Recent Modifications to HR 5727, S 2908

The Emery County Land Use Bill has generally retained the same elements since the Public Lands Council (PLC) made its recommendation to County Commissioners nearly six years ago. It will be helpful, I’m sure, to explain some modifications which have taken place.

The basic footprint of the Wilderness Study Areas was slightly increased (less than ten percent) for proposed wilderness designation. Proposed Wild and Scenic River designation was reduced somewhat to avoid potential conflict with the Ute Indian Tribe. During Congressman Rob Bishop’s effort to pass his Public Lands Initiative (PLI), the concept of designating the Cleveland Lloyd Dinosaur Quarry as a National Monument was conceived. Livestock grazing permittees rode the range with GPS technology and proposed a boundary, which includes just over 2,500 acres within the National Monument and will not impact grazing operations.

Initially, several options were considered by the PLC for the interior of the Swell, inside the oval shaped ring of wilderness designation. The concept was to create a designation, which would allow for protection and interpretation of western heritage and historic mining resources but not be overly restrictive to visitation and enjoyment by the public. Considerations included National Recreation Area, National Conservation Area, National Park, Historic Mining District and probably others that I have forgotten. National Conservation Area (NCA) seemed to fit best and was included in the legislative language up until recently. Although the NCA concept generally was a good fit, the existing roads and trails in the area were a major sticking point with some members of congress. Some legislators are of the opinion that the existing motorized access is not consistent with “conservation.” The county representatives and Washington delegation staff members wrestled with this issue for some time. Cherry-stemming, corridor width definitions and grandfathering of the BLM Travel Plan are some of strategies which have been considered, as well as various designations, including National Recreation Area. As the deadline for this article approaches, there is some uncertainty as to which strategy and terminology is best.

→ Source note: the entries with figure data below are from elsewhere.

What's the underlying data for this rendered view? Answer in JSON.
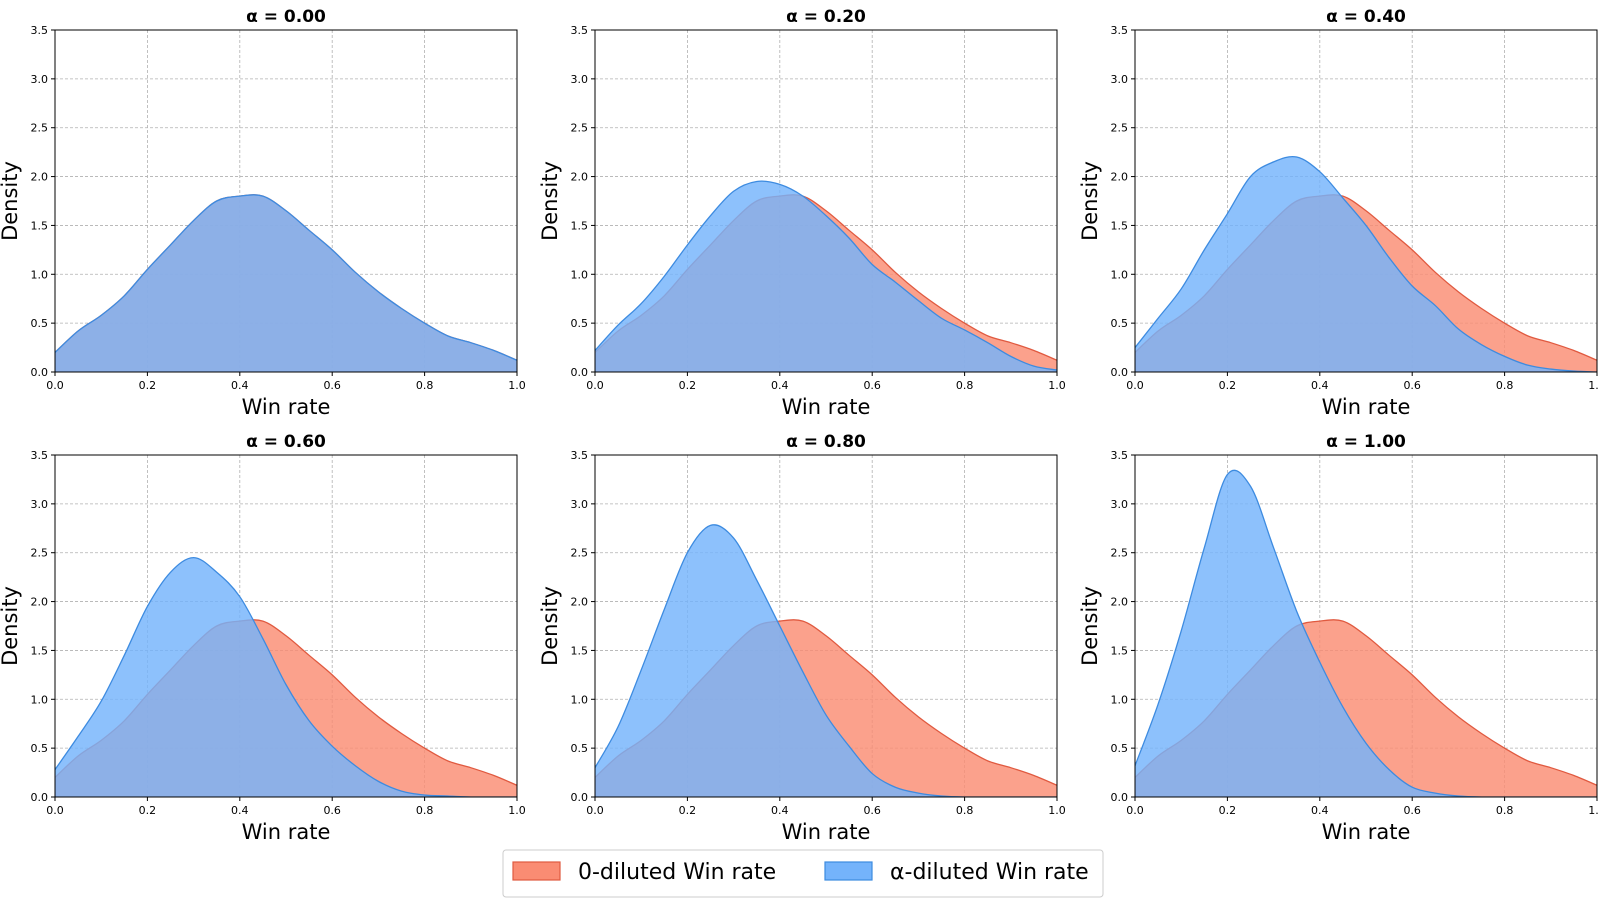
{
  "chart_data": {
    "type": "area",
    "xlabel": "Win rate",
    "ylabel": "Density",
    "xlim": [
      0.0,
      1.0
    ],
    "ylim": [
      0.0,
      3.5
    ],
    "xticks": [
      "0.0",
      "0.2",
      "0.4",
      "0.6",
      "0.8",
      "1.0"
    ],
    "yticks": [
      "0.0",
      "0.5",
      "1.0",
      "1.5",
      "2.0",
      "2.5",
      "3.0",
      "3.5"
    ],
    "grid": true,
    "title_prefix": "α = ",
    "legend": {
      "position": "bottom-center",
      "entries": [
        {
          "label": "0-diluted Win rate",
          "color": "#fa8c73",
          "edge": "#e05a40"
        },
        {
          "label": "α-diluted Win rate",
          "color": "#74b3fb",
          "edge": "#3d8be0"
        }
      ]
    },
    "x": [
      0.0,
      0.05,
      0.1,
      0.15,
      0.2,
      0.25,
      0.3,
      0.35,
      0.4,
      0.45,
      0.5,
      0.55,
      0.6,
      0.65,
      0.7,
      0.75,
      0.8,
      0.85,
      0.9,
      0.95,
      1.0
    ],
    "baseline": {
      "name": "0-diluted Win rate",
      "values": [
        0.2,
        0.42,
        0.58,
        0.78,
        1.05,
        1.3,
        1.55,
        1.75,
        1.8,
        1.8,
        1.65,
        1.45,
        1.25,
        1.02,
        0.82,
        0.65,
        0.5,
        0.37,
        0.3,
        0.22,
        0.12
      ]
    },
    "panels": [
      {
        "alpha": "0.00",
        "series": [
          {
            "name": "α-diluted Win rate",
            "values": [
              0.2,
              0.42,
              0.58,
              0.78,
              1.05,
              1.3,
              1.55,
              1.75,
              1.8,
              1.8,
              1.65,
              1.45,
              1.25,
              1.02,
              0.82,
              0.65,
              0.5,
              0.37,
              0.3,
              0.22,
              0.12
            ]
          }
        ]
      },
      {
        "alpha": "0.20",
        "series": [
          {
            "name": "α-diluted Win rate",
            "values": [
              0.22,
              0.48,
              0.7,
              0.98,
              1.3,
              1.6,
              1.85,
              1.95,
              1.92,
              1.8,
              1.6,
              1.37,
              1.1,
              0.92,
              0.73,
              0.55,
              0.43,
              0.3,
              0.16,
              0.06,
              0.02
            ]
          }
        ]
      },
      {
        "alpha": "0.40",
        "series": [
          {
            "name": "α-diluted Win rate",
            "values": [
              0.25,
              0.55,
              0.85,
              1.25,
              1.62,
              2.0,
              2.15,
              2.2,
              2.05,
              1.78,
              1.5,
              1.17,
              0.88,
              0.68,
              0.44,
              0.28,
              0.16,
              0.07,
              0.03,
              0.01,
              0.0
            ]
          }
        ]
      },
      {
        "alpha": "0.60",
        "series": [
          {
            "name": "α-diluted Win rate",
            "values": [
              0.28,
              0.62,
              0.98,
              1.45,
              1.95,
              2.3,
              2.45,
              2.3,
              2.05,
              1.62,
              1.15,
              0.78,
              0.52,
              0.32,
              0.16,
              0.06,
              0.02,
              0.01,
              0.0,
              0.0,
              0.0
            ]
          }
        ]
      },
      {
        "alpha": "0.80",
        "series": [
          {
            "name": "α-diluted Win rate",
            "values": [
              0.3,
              0.72,
              1.3,
              1.92,
              2.5,
              2.78,
              2.65,
              2.22,
              1.75,
              1.28,
              0.84,
              0.52,
              0.24,
              0.1,
              0.04,
              0.01,
              0.0,
              0.0,
              0.0,
              0.0,
              0.0
            ]
          }
        ]
      },
      {
        "alpha": "1.00",
        "series": [
          {
            "name": "α-diluted Win rate",
            "values": [
              0.32,
              0.95,
              1.7,
              2.55,
              3.3,
              3.18,
              2.55,
              1.9,
              1.38,
              0.92,
              0.55,
              0.28,
              0.1,
              0.04,
              0.01,
              0.0,
              0.0,
              0.0,
              0.0,
              0.0,
              0.0
            ]
          }
        ]
      }
    ]
  }
}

Expansion of Goblin Valley State Park was not included in the original concept in 2012. During the period when PLI was developing, the Division of State Parks and Recreation was invited to propose areas which would be desirable for either establishing new parks or expanding existing facilities. Several iterations in the Goblin Valley area followed, including a proposal which included much of McKay Flat, Red’s Canyon, Lucky Strike and the Hondu areas. Much discussion and brainstorming has followed, and recent modification of the State Park expansion proposal includes about 10,000 acres, including the corridor along the “front” side of the reef from Ding and Dang Canyon to the Temple Wash and Temple Mountain area.

Apart from designation changes which involved changes to the map, statements and language in the text of the bill has also evolved. Some of the language which was included initially has been edited. Some has been deleted. For example, originally the bill called for designating a trail west of the communities from the Hiawatha vicinity to south of Emery. It was determined that such a trail could be created within the parameters of the current BLM management plan and would not require Congressional designation. Also, some references to existing federal laws were determined unnecessary since the legislation proposes no change to existing law.

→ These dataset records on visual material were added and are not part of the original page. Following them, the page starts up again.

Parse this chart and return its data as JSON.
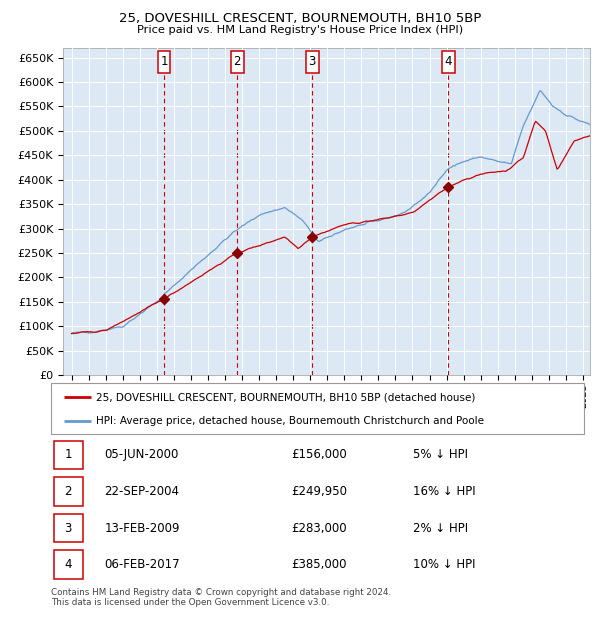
{
  "title1": "25, DOVESHILL CRESCENT, BOURNEMOUTH, BH10 5BP",
  "title2": "Price paid vs. HM Land Registry's House Price Index (HPI)",
  "sale_label": "25, DOVESHILL CRESCENT, BOURNEMOUTH, BH10 5BP (detached house)",
  "hpi_label": "HPI: Average price, detached house, Bournemouth Christchurch and Poole",
  "footer1": "Contains HM Land Registry data © Crown copyright and database right 2024.",
  "footer2": "This data is licensed under the Open Government Licence v3.0.",
  "sales": [
    {
      "num": 1,
      "date": "05-JUN-2000",
      "price": 156000,
      "pct": "5%",
      "dir": "↓",
      "x_year": 2000.43
    },
    {
      "num": 2,
      "date": "22-SEP-2004",
      "price": 249950,
      "pct": "16%",
      "dir": "↓",
      "x_year": 2004.72
    },
    {
      "num": 3,
      "date": "13-FEB-2009",
      "price": 283000,
      "pct": "2%",
      "dir": "↓",
      "x_year": 2009.12
    },
    {
      "num": 4,
      "date": "06-FEB-2017",
      "price": 385000,
      "pct": "10%",
      "dir": "↓",
      "x_year": 2017.1
    }
  ],
  "ylim": [
    0,
    670000
  ],
  "xlim_start": 1994.5,
  "xlim_end": 2025.4,
  "bg_color": "#dce9f5",
  "red_line_color": "#cc0000",
  "blue_line_color": "#6699cc",
  "sale_dot_color": "#880000",
  "vline_color": "#cc0000",
  "grid_color": "#ffffff",
  "box_edge_color": "#cc0000",
  "ytick_labels": [
    "£0",
    "£50K",
    "£100K",
    "£150K",
    "£200K",
    "£250K",
    "£300K",
    "£350K",
    "£400K",
    "£450K",
    "£500K",
    "£550K",
    "£600K",
    "£650K"
  ],
  "ytick_values": [
    0,
    50000,
    100000,
    150000,
    200000,
    250000,
    300000,
    350000,
    400000,
    450000,
    500000,
    550000,
    600000,
    650000
  ],
  "hpi_anchors_t": [
    1995.0,
    1996.5,
    1998.0,
    2000.0,
    2002.0,
    2004.5,
    2006.0,
    2007.5,
    2008.5,
    2009.5,
    2011.0,
    2013.0,
    2014.5,
    2016.0,
    2017.0,
    2018.0,
    2019.0,
    2020.0,
    2020.8,
    2021.5,
    2022.5,
    2023.2,
    2024.0,
    2025.4
  ],
  "hpi_anchors_v": [
    85000,
    90000,
    100000,
    150000,
    215000,
    292000,
    328000,
    343000,
    318000,
    272000,
    298000,
    316000,
    332000,
    372000,
    422000,
    437000,
    447000,
    437000,
    432000,
    510000,
    583000,
    552000,
    533000,
    512000
  ],
  "red_anchors_t": [
    1995.0,
    1997.0,
    1999.5,
    2000.43,
    2004.72,
    2006.0,
    2007.5,
    2008.3,
    2009.12,
    2011.0,
    2013.0,
    2015.0,
    2017.1,
    2018.0,
    2019.5,
    2020.5,
    2021.5,
    2022.2,
    2022.8,
    2023.5,
    2024.5,
    2025.4
  ],
  "red_anchors_v": [
    85000,
    91000,
    138000,
    156000,
    249950,
    265000,
    283000,
    260000,
    283000,
    308000,
    318000,
    332000,
    385000,
    400000,
    415000,
    418000,
    445000,
    520000,
    500000,
    420000,
    480000,
    490000
  ]
}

One final statement is appropriate, and though I mentioned it in an earlier article, it will be helpful to reiterate because it has to do with motorized routes in the areas designated in this legislation. The settlement agreement issued in January of 2017 as a result of the SUWA vs. Department of the Interior litigation will be carried out. Travel Management completed by Price BLM will ultimately determine what motorized routes are open in the San Rafael Swell Travel Management Area and San Rafael Desert Travel Management Area. The settlement agreement was signed by Utah BLM, Earthjustice, Southern Utah Wilderness Association, and motorized recreation advocates: Blue Ribbon Coalition, Colorado Off-highway Vehicle Coalition and Trails Preservation Alliance.

It is anticipated that further action in the House and Senate is forthcoming.